W wieku 36 lat zmarł członek saudyjskiej rodziny królewskiej Al-Waleed bin Khalid Al-Saud. Mężczyzna od ponad 20 latach przebywał w śpiączce po wypadku samochodowym.

O śmierci 36-letniego księcia poinformowała w sobotę saudyjska rodzina królewska. Ojciec mężczyzny, książę Khalid bin Talal Al Saud, przekazał w mediach społecznościowych, że "jego syn odszedł dziś z łaski Allaha". Modlitwy za zmarłego odbyły się w niedzielę w Rijadzie, stolicy Arabii Saudyjskiej, a uroczystości pogrzebowe potrwają w sumie trzy dni - poinformowały lokalne media, cytowane przez amerykański "Newsweek".

Miał 15 lat, kiedy doszło do wypadku

Al-Waleed bin Khalid Al-Saud urodził się 18 kwietnia 1989 r. w Rijadzie. Był synem księcia Khalida bin Talala Al Sauda i bratankiem księcia Al Waleeda bin Talala Al Sauda - saudyjskiego miliardera, jednego z najbogatszych ludzi na świecie.

Zmarły w sobotę książę uczył się w Wielkiej Brytanii. W 2005 roku, mając 15 lat, uległ wypadkowi samochodowemu podczas szkolenia w akademii wojskowej w Londynie. Doznał wówczas poważnego krwotoku mózgowego, w wyniku którego na ponad 20 lat zapadł w śpiączkę. W tym czasie nazwano go "Śpiącym Księciem".
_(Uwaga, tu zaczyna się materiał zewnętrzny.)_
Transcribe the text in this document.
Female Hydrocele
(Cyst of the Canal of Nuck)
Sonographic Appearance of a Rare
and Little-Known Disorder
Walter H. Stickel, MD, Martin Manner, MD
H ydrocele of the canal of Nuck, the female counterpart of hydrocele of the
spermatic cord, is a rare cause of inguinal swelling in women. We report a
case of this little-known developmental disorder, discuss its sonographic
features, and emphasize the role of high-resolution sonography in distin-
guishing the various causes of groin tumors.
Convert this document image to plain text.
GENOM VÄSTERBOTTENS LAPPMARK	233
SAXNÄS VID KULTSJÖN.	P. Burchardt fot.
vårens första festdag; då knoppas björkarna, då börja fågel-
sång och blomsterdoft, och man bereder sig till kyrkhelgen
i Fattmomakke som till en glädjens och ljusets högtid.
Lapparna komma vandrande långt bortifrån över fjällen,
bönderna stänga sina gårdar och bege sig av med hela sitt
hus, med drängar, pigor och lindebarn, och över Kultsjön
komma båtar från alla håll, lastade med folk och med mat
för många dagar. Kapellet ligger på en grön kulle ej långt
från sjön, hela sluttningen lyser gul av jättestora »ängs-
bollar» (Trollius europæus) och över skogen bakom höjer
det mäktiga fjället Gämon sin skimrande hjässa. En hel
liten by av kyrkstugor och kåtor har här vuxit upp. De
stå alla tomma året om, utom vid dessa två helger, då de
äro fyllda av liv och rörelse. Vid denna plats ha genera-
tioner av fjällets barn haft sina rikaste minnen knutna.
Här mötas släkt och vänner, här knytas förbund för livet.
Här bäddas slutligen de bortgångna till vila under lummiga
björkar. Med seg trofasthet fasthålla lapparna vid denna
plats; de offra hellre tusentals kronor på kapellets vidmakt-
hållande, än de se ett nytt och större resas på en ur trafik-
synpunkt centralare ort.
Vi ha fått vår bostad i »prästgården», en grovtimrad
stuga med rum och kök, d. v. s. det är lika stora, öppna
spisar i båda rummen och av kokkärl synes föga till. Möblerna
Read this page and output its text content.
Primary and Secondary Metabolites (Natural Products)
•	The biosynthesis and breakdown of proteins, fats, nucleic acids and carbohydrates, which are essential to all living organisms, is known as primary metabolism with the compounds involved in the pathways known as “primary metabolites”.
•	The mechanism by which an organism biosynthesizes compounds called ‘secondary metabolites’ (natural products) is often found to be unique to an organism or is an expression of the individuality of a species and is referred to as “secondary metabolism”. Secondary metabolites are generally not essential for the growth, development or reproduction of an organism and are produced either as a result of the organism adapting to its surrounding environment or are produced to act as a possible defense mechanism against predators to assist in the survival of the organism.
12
Wydawana w Arabii Saudyjskiej anglojęzyczna gazeta "Saudi Gazette" poinformowała, że książę spędził dwie dekady pod "ścisłą opieką medyczną", doświadczając w tym czasie "krótkich epizodów ograniczonej sprawności ruchowej". Nigdy jednak nie odzyskał przytomności.